Abstract
This report describes the adaptation, composition and use of natural language processing, machine learning and other computational tools to help make implicit informational structures in very large technical corpora explicit. The tools applied to the corpora automatically build normalized multi-word term structures, which in turn are used to build taxonomies, semantic schema, topic models and knowledge graphs. In our cybersecurity use case, we apply these tools to help us understand the threat landscape as exhibited in the Common Vulnerabilities and Exposures (CVE -
https://cve.mitre.org/ and
https://nvd.nist.gov/) corpus with the aim of proactively anticipating threats. The use case provides the context for development, use and evaluation of the automated tools and processes based on them. The latter are incrementally and iteratively evaluated and improved as they are developed and used. Local evaluation and improvement come before global evaluation.

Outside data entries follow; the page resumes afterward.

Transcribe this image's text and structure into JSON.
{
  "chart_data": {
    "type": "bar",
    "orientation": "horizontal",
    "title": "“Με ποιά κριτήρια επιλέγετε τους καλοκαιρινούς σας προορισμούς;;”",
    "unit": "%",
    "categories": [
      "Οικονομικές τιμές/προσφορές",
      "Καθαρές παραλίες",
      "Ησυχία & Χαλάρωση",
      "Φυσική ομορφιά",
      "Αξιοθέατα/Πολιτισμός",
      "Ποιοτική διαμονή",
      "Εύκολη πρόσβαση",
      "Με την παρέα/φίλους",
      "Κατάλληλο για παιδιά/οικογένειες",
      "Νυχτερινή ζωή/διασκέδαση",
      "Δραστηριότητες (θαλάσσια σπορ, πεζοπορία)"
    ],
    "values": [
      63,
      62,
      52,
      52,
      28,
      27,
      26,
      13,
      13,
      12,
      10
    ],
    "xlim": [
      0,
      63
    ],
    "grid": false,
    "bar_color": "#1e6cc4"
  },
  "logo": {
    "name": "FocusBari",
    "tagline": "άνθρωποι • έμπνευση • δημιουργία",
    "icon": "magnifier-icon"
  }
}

We believe that performing global evaluation of text processing methodologies and processes currently exemplified by the Text REtrieval Conference (TREC), Document Understanding Conference (DUC) and Text Analysis Conference (TAC) are worth pursuing, and we have done so using TREC. However, we will mostly be focusing on local development, evaluation and improvement in this report. We will articulate various aspects of these approaches by describing and showing 1) our multi-word term based process for topic modeling that can be supported by semantic schema, taxonomic structures and knowledge graphs built out of the same multi-word terms; 2) the heuristic methods used to evaluate the performance of the multi-word term-based topic modeling that includes suggestions for measuring how well a topic is represented in the documents that are indexed to it; 3) how these local heuristic methods might be transformed into a new full-blown rigorous evaluation standard like TREC, DUC and TAC, but with emphasis on their contribution to interpretation and understanding of very large corpora. With respect to 3), we will also briefly explore what parts of the heuristic process would need to be automated and an indication of the algorithms needed to do so.